Due to the slow execution of the Debug Object Key, it is possible to block the Redis thread. Therefore, this scheme will also have some damage to the business. When in use, the executive program can be run on the slave node.
3. RDB file scanning
As we know, Redis has a persistence scheme called RDB persistence, which is a disk snapshot of the data stored in Redis memory. By scanning the RDB files with RDB tools, you can find the existence of BigKey.
When choosing this option, you first need to do RDB file persistence. RDB persistence is a form of memory snapshot, according to a certain frequency of snapshot downtime, this scheme is an ideal choice, will not affect the operation of the Redis host, but in the high data reliability requirements of the scene, RDB persistence scheme will not be chosen, so it is not universal.
4. Scanning design idea of Dataflux Bigkey
The first few schemes are either discovered by the client or require a full-volume data scan, which is a computationally resource-intensive activity. It is like conducting nucleic acid tests on all the people in a city with a population of 10 million, which not only consumes huge material resources, financial resources and manpower, but also has low efficiency. It runs counter to the epidemic prevention and control which requires a race against time.
Above, we have also analyzed the causes of Redis Bigkey, many of which are caused by unreasonable business design and inadequate evaluation. Therefore, in the design of the DataFlux product, the Redis collector of Datakit uses a scheme to independently configure potential BigKey for scanning discovery, which supports fixed key values and key patterns. In the key pattern, a certain range of keys is obtained through the scan pattern, and then the length function is used to value the key (“HLEN””LLEN””SCARD””ZCARD””PFCOUNT””STRLEN”) of each type. The length of the corresponding key is obtained and reported to the DataFlux platform for monitoring and storage.
There are two advantages to this approach:
1. Because length is obtained for the target key, the length value of various data types in Redis is obtained with O(1) time complexity.

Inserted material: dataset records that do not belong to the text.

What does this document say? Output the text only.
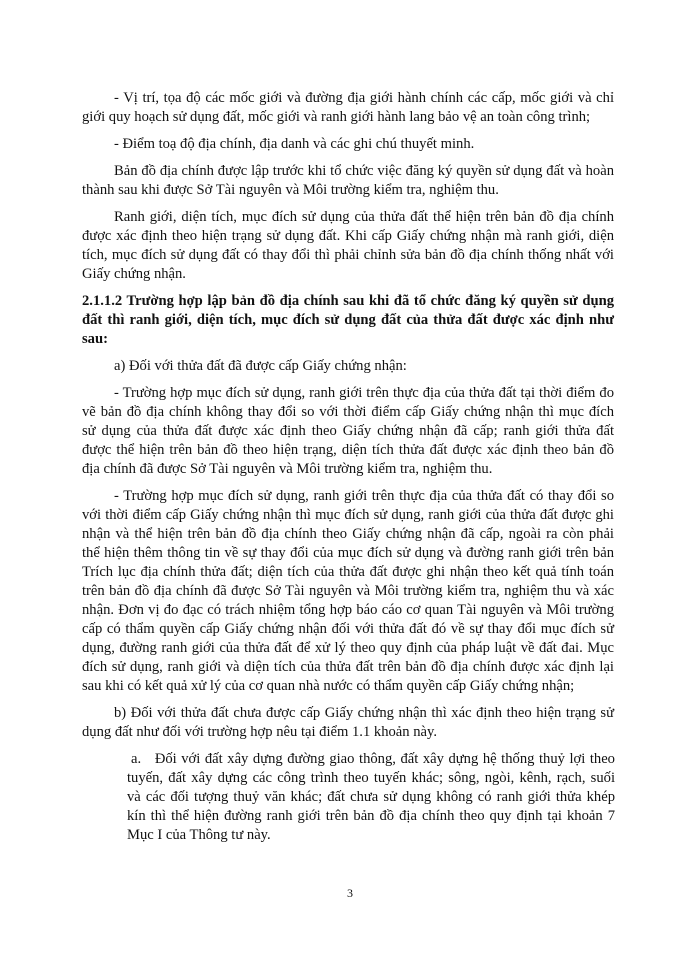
- Vị trí, tọa độ các mốc giới và đường địa giới hành chính các cấp, mốc giới và chỉ
giới quy hoạch sử dụng đất, mốc giới và ranh giới hành lang bảo vệ an toàn công trình;
- Điểm toạ độ địa chính, địa danh và các ghi chú thuyết minh.
Bản đồ địa chính được lập trước khi tổ chức việc đăng ký quyền sử dụng đất và hoàn
thành sau khi được Sở Tài nguyên và Môi trường kiểm tra, nghiệm thu.
Ranh giới, diện tích, mục đích sử dụng của thửa đất thể hiện trên bản đồ địa chính
được xác định theo hiện trạng sử dụng đất. Khi cấp Giấy chứng nhận mà ranh giới, diện
tích, mục đích sử dụng đất có thay đổi thì phải chỉnh sửa bản đồ địa chính thống nhất với
Giấy chứng nhận.
2.1.1.2 Trường hợp lập bản đồ địa chính sau khi đã tổ chức đăng ký quyền sử dụng
đất thì ranh giới, diện tích, mục đích sử dụng đất của thửa đất được xác định như
sau:
a) Đối với thửa đất đã được cấp Giấy chứng nhận:
- Trường hợp mục đích sử dụng, ranh giới trên thực địa của thửa đất tại thời điểm đo
vẽ bản đồ địa chính không thay đổi so với thời điểm cấp Giấy chứng nhận thì mục đích
sử dụng của thửa đất được xác định theo Giấy chứng nhận đã cấp; ranh giới thửa đất
được thể hiện trên bản đồ theo hiện trạng, diện tích thửa đất được xác định theo bản đồ
địa chính đã được Sở Tài nguyên và Môi trường kiểm tra, nghiệm thu.
- Trường hợp mục đích sử dụng, ranh giới trên thực địa của thửa đất có thay đổi so
với thời điểm cấp Giấy chứng nhận thì mục đích sử dụng, ranh giới của thửa đất được ghi
nhận và thể hiện trên bản đồ địa chính theo Giấy chứng nhận đã cấp, ngoài ra còn phải
thể hiện thêm thông tin về sự thay đổi của mục đích sử dụng và đường ranh giới trên bản
Trích lục địa chính thửa đất; diện tích của thửa đất được ghi nhận theo kết quả tính toán
trên bản đồ địa chính đã được Sở Tài nguyên và Môi trường kiểm tra, nghiệm thu và xác
nhận. Đơn vị đo đạc có trách nhiệm tổng hợp báo cáo cơ quan Tài nguyên và Môi trường
cấp có thẩm quyền cấp Giấy chứng nhận đối với thửa đất đó về sự thay đổi mục đích sử
dụng, đường ranh giới của thửa đất để xử lý theo quy định của pháp luật về đất đai. Mục
đích sử dụng, ranh giới và diện tích của thửa đất trên bản đồ địa chính được xác định lại
sau khi có kết quả xử lý của cơ quan nhà nước có thẩm quyền cấp Giấy chứng nhận;
b) Đối với thửa đất chưa được cấp Giấy chứng nhận thì xác định theo hiện trạng sử
dụng đất như đối với trường hợp nêu tại điểm 1.1 khoản này.
a. Đối với đất xây dựng đường giao thông, đất xây dựng hệ thống thuỷ lợi theo
tuyến, đất xây dựng các công trình theo tuyến khác; sông, ngòi, kênh, rạch, suối
và các đối tượng thuỷ văn khác; đất chưa sử dụng không có ranh giới thửa khép
kín thì thể hiện đường ranh giới trên bản đồ địa chính theo quy định tại khoản 7
Mục I của Thông tư này.
3
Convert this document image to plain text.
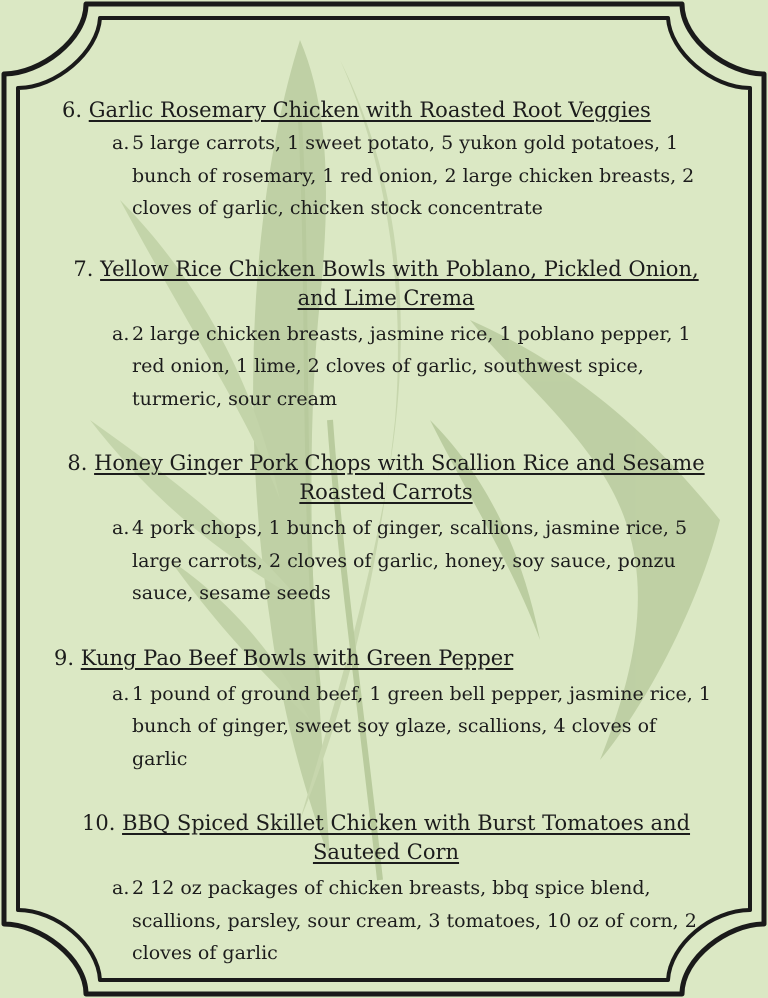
6. Garlic Rosemary Chicken with Roasted Root Veggies
a. 5 large carrots, 1 sweet potato, 5 yukon gold potatoes, 1 bunch of rosemary, 1 red onion, 2 large chicken breasts, 2 cloves of garlic, chicken stock concentrate
7. Yellow Rice Chicken Bowls with Poblano, Pickled Onion, and Lime Crema
a. 2 large chicken breasts, jasmine rice, 1 poblano pepper, 1 red onion, 1 lime, 2 cloves of garlic, southwest spice, turmeric, sour cream
8. Honey Ginger Pork Chops with Scallion Rice and Sesame Roasted Carrots
a. 4 pork chops, 1 bunch of ginger, scallions, jasmine rice, 5 large carrots, 2 cloves of garlic, honey, soy sauce, ponzu sauce, sesame seeds
9. Kung Pao Beef Bowls with Green Pepper
a. 1 pound of ground beef, 1 green bell pepper, jasmine rice, 1 bunch of ginger, sweet soy glaze, scallions, 4 cloves of garlic
10. BBQ Spiced Skillet Chicken with Burst Tomatoes and Sauteed Corn
a. 2 12 oz packages of chicken breasts, bbq spice blend, scallions, parsley, sour cream, 3 tomatoes, 10 oz of corn, 2 cloves of garlic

So the execution is very efficient;
2. The collected results are reported to the DataFlux storage platform, under which all kinds of charts and charts can be displayed for the index data and alarm monitoring can be done.

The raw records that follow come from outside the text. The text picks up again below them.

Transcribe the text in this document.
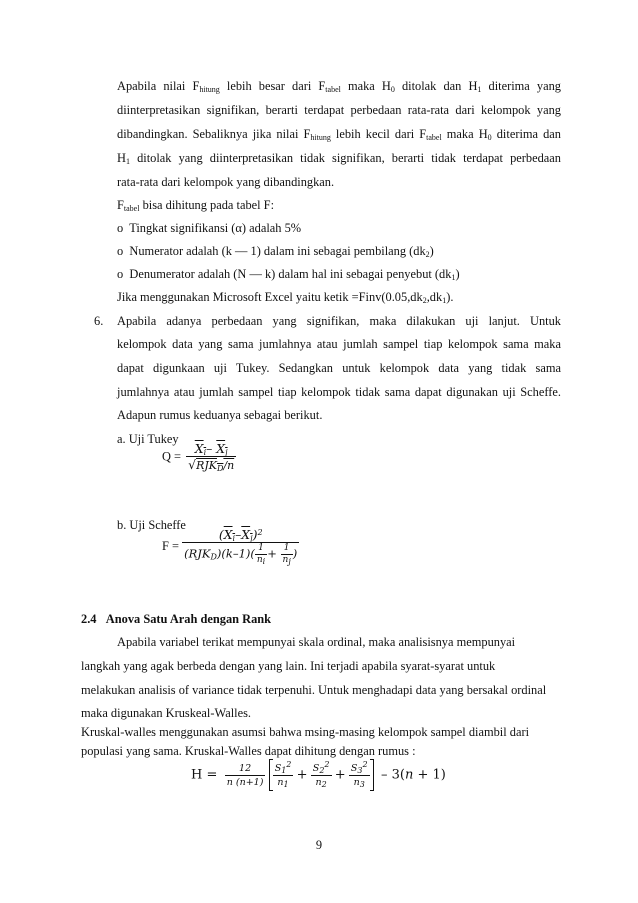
Apabila nilai $F_{hitung}$ lebih besar dari $F_{tabel}$ maka $H_0$ ditolak dan $H_1$ diterima yang
diinterpretasikan signifikan, berarti terdapat perbedaan rata-rata dari kelompok yang
dibandingkan. Sebaliknya jika nilai $F_{hitung}$ lebih kecil dari $F_{tabel}$ maka $H_0$ diterima dan
$H_1$ ditolak yang diinterpretasikan tidak signifikan, berarti tidak terdapat perbedaan
rata-rata dari kelompok yang dibandingkan.
$F_{tabel}$ bisa dihitung pada tabel F:
o Tingkat signifikansi (α) adalah 5%
o Numerator adalah (k — 1) dalam ini sebagai pembilang $(dk_2)$
o Denumerator adalah (N — k) dalam hal ini sebagai penyebut $(dk_1)$
Jika menggunakan Microsoft Excel yaitu ketik $=Finv(0.05,dk_2,dk_1)$.
6. Apabila adanya perbedaan yang signifikan, maka dilakukan uji lanjut. Untuk
kelompok data yang sama jumlahnya atau jumlah sampel tiap kelompok sama maka
dapat digunkaan uji Tukey. Sedangkan untuk kelompok data yang tidak sama
jumlahnya atau jumlah sampel tiap kelompok tidak sama dapat digunakan uji Scheffe.
Adapun rumus keduanya sebagai berikut.
a. Uji Tukey
$Q = \frac{X_i- X_j}{√RJK_D/n}$
b. Uji Scheffe
$F = \frac{(X_i-X_j)^2}{(RJK_D)(k-1)( \frac{1}{n_i} + \frac{1}{n_j} )}$
2.4 Anova Satu Arah dengan Rank
Apabila variabel terikat mempunyai skala ordinal, maka analisisnya mempunyai
langkah yang agak berbeda dengan yang lain. Ini terjadi apabila syarat-syarat untuk
melakukan analisis of variance tidak terpenuhi. Untuk menghadapi data yang bersakal ordinal
maka digunakan Kruskeal-Walles.
Kruskal-walles menggunakan asumsi bahwa msing-masing kelompok sampel diambil dari
populasi yang sama. Kruskal-Walles dapat dihitung dengan rumus :
$H = \frac{12}{n (n+1)}$
$\frac{S_1^2}{n_1} + \frac{S_2^2}{n_2} + \frac{S_3^2}{n_3} - 3(n + 1)$
9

Next, a simple business scenario simulation is carried out to illustrate the scheme.
Four, actual combat drills, such as this moment!

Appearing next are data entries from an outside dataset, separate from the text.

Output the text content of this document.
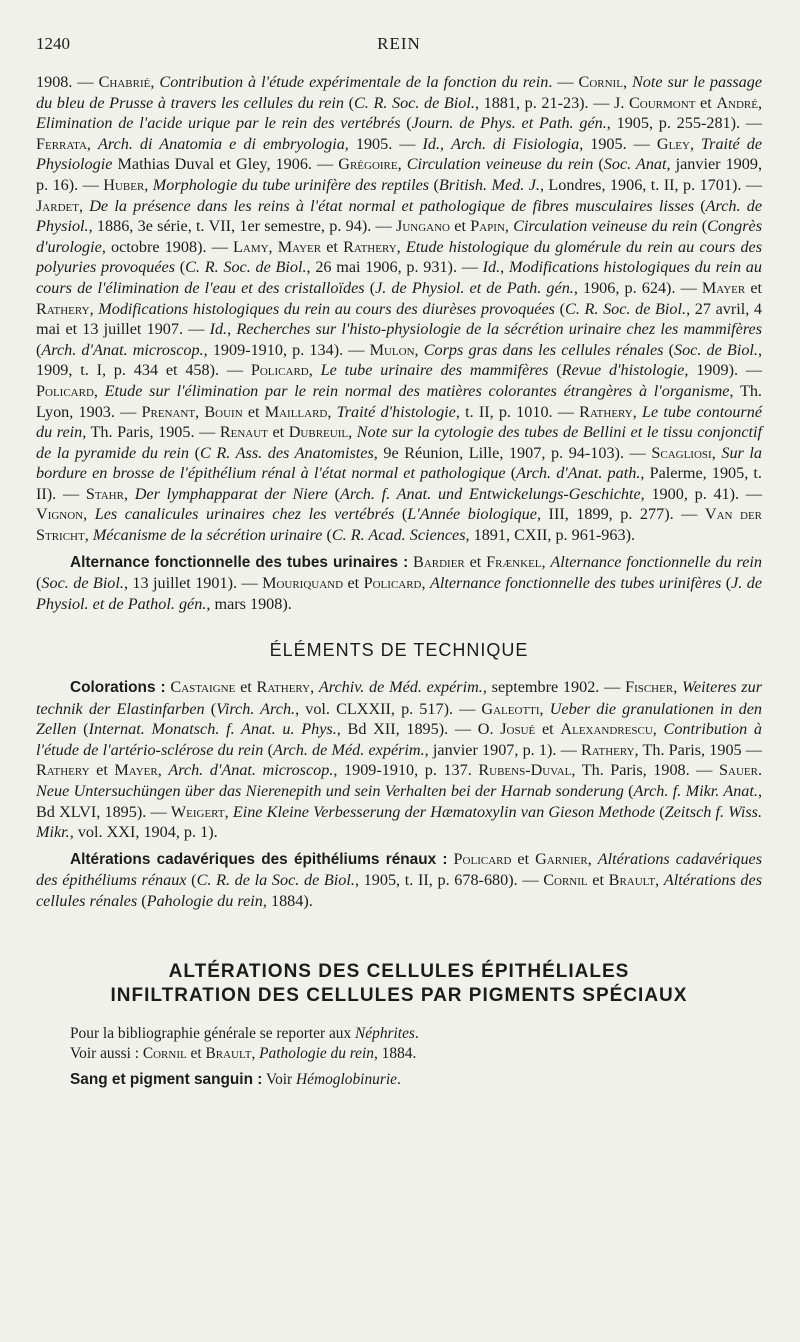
1240	REIN

1908. — Chabrié, Contribution à l'étude expérimentale de la fonction du rein. — Cornil, Note sur le passage du bleu de Prusse à travers les cellules du rein (C. R. Soc. de Biol., 1881, p. 21-23). — J. Courmont et André, Elimination de l'acide urique par le rein des vertébrés (Journ. de Phys. et Path. gén., 1905, p. 255-281). — Ferrata, Arch. di Anatomia e di embryologia, 1905. — Id., Arch. di Fisiologia, 1905. — Gley, Traité de Physiologie Mathias Duval et Gley, 1906. — Grégoire, Circulation veineuse du rein (Soc. Anat, janvier 1909, p. 16). — Huber, Morphologie du tube urinifère des reptiles (British. Med. J., Londres, 1906, t. II, p. 1701). — Jardet, De la présence dans les reins à l'état normal et pathologique de fibres musculaires lisses (Arch. de Physiol., 1886, 3e série, t. VII, 1er semestre, p. 94). — Jungano et Papin, Circulation veineuse du rein (Congrès d'urologie, octobre 1908). — Lamy, Mayer et Rathery, Etude histologique du glomérule du rein au cours des polyuries provoquées (C. R. Soc. de Biol., 26 mai 1906, p. 931). — Id., Modifications histologiques du rein au cours de l'élimination de l'eau et des cristalloïdes (J. de Physiol. et de Path. gén., 1906, p. 624). — Mayer et Rathery, Modifications histologiques du rein au cours des diurèses provoquées (C. R. Soc. de Biol., 27 avril, 4 mai et 13 juillet 1907. — Id., Recherches sur l'histo-physiologie de la sécrétion urinaire chez les mammifères (Arch. d'Anat. microscop., 1909-1910, p. 134). — Mulon, Corps gras dans les cellules rénales (Soc. de Biol., 1909, t. I, p. 434 et 458). — Policard, Le tube urinaire des mammifères (Revue d'histologie, 1909). — Policard, Etude sur l'élimination par le rein normal des matières colorantes étrangères à l'organisme, Th. Lyon, 1903. — Prenant, Bouin et Maillard, Traité d'histologie, t. II, p. 1010. — Rathery, Le tube contourné du rein, Th. Paris, 1905. — Renaut et Dubreuil, Note sur la cytologie des tubes de Bellini et le tissu conjonctif de la pyramide du rein (C R. Ass. des Anatomistes, 9e Réunion, Lille, 1907, p. 94-103). — Scagliosi, Sur la bordure en brosse de l'épithélium rénal à l'état normal et pathologique (Arch. d'Anat. path., Palerme, 1905, t. II). — Stahr, Der lymphapparat der Niere (Arch. f. Anat. und Entwickelungs-Geschichte, 1900, p. 41). — Vignon, Les canalicules urinaires chez les vertébrés (L'Année biologique, III, 1899, p. 277). — Van der Stricht, Mécanisme de la sécrétion urinaire (C. R. Acad. Sciences, 1891, CXII, p. 961-963).

Alternance fonctionnelle des tubes urinaires : Bardier et Frænkel, Alternance fonctionnelle du rein (Soc. de Biol., 13 juillet 1901). — Mouriquand et Policard, Alternance fonctionnelle des tubes urinifères (J. de Physiol. et de Pathol. gén., mars 1908).

ÉLÉMENTS DE TECHNIQUE

Colorations : Castaigne et Rathery, Archiv. de Méd. expérim., septembre 1902. — Fischer, Weiteres zur technik der Elastinfarben (Virch. Arch., vol. CLXXII, p. 517). — Galeotti, Ueber die granulationen in den Zellen (Internat. Monatsch. f. Anat. u. Phys., Bd XII, 1895). — O. Josué et Alexandrescu, Contribution à l'étude de l'artério-sclérose du rein (Arch. de Méd. expérim., janvier 1907, p. 1). — Rathery, Th. Paris, 1905 — Rathery et Mayer, Arch. d'Anat. microscop., 1909-1910, p. 137. Rubens-Duval, Th. Paris, 1908. — Sauer. Neue Untersuchüngen über das Nierenepith und sein Verhalten bei der Harnab sonderung (Arch. f. Mikr. Anat., Bd XLVI, 1895). — Weigert, Eine Kleine Verbesserung der Hæmatoxylin van Gieson Methode (Zeitsch f. Wiss. Mikr., vol. XXI, 1904, p. 1).

Altérations cadavériques des épithéliums rénaux : Policard et Garnier, Altérations cadavériques des épithéliums rénaux (C. R. de la Soc. de Biol., 1905, t. II, p. 678-680). — Cornil et Brault, Altérations des cellules rénales (Pahologie du rein, 1884).

ALTÉRATIONS DES CELLULES ÉPITHÉLIALES
INFILTRATION DES CELLULES PAR PIGMENTS SPÉCIAUX

Pour la bibliographie générale se reporter aux Néphrites.

Voir aussi : Cornil et Brault, Pathologie du rein, 1884.

Sang et pigment sanguin : Voir Hémoglobinurie.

In a business system, Redis String type is used to store user authentication tokens and List data type is used to queue asynchronous messages.
Business analysis: The key data stored in the token is a fixed length data, and there will be no change in the amount of data, and it will not form a BigKey. Taking message queue as another example, if the consumer side fails and the message producer side floods with a large amount of data at this moment, the Redis key using the message queue will become a potential BigKey. Therefore, we need to monitor this key.
We assume that the key of the message queue is named QUEUE.
Let’s follow the official tutorial to install the Datakit tool.
The official tutorial: “how to install DataKit https://help.dataflux.cn/doc/…”
Once installed, go to the conf.d/db directory under the DataKit installation directory, copy redis.conf.sample and name it redis.conf. Make the following configuration:
Simulate the initial queue push 10 values
The data is reported to the DataFlux platform
Push a certain amount of data
Finally, you can see the following collection results on the DataFlux backboard.
On the Dataflux platform, the monitored key can be displayed in charts, monitoring alarms and visual display through indicators, so as to present the data value to the greatest extent.